The enclosure was a clipping from a local newspaper in the small town on Long Island where Blackthorn had lived with his wife until her death. It was a letter to the editor, apparently in response to an article on alternative healing. Its tone was scathing, and it read, in part:
“To promote hope and optimism in seriously ill patients is fine as long as these so-called ‘alternative healers’ don’t interfere with traditional therapies that actually have some chance of working.
“But to brainwash cancer patients with stories about the horrors of chemotherapy and radiation therapy in order to lure them away from the medical establishment and thereby get their business and collect their money is unconscionable.
“Someone very dear to me is dead because she paid far greater attention to the comforting—but medically useless—banalities of the ‘self-help’ organization Power Perspectives. If she had spent less time trying to ‘find her own power,’ and more subjecting herself to the proven powers of modern medicine, she might still be alive today.

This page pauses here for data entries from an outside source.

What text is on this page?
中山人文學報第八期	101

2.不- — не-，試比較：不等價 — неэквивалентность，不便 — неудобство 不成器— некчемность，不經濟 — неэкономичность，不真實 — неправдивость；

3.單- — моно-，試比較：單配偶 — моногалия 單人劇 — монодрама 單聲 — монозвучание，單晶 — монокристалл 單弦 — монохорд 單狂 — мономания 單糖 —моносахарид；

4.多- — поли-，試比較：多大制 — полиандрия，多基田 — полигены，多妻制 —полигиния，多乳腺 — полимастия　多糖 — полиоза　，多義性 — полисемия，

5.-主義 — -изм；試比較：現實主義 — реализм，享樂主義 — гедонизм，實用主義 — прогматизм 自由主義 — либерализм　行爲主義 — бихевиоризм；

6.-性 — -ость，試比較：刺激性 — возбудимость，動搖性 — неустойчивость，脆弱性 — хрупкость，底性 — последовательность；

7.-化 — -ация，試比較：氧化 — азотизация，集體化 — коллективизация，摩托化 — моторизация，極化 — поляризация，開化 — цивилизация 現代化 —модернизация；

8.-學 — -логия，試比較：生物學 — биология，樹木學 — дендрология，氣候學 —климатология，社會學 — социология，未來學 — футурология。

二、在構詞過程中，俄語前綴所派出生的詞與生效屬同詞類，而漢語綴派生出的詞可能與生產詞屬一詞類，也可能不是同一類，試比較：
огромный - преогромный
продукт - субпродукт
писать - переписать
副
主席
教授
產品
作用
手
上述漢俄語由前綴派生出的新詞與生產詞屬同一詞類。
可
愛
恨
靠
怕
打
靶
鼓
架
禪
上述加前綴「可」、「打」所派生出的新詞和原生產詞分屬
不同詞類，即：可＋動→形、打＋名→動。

“Power Perspectives, and organizations like it that make phenomenal amounts of money offering useless panaceas for all of life’s pains, are collectively responsible for killing thousands of credulous clients every year.
“They must be stopped, by any means possible.”
The letter to the editor was signed “Robert Blackthorn.”
April shook her head and read it again. The clipping was dated a little more than a year and a half ago, which must have been shortly after his wife had died.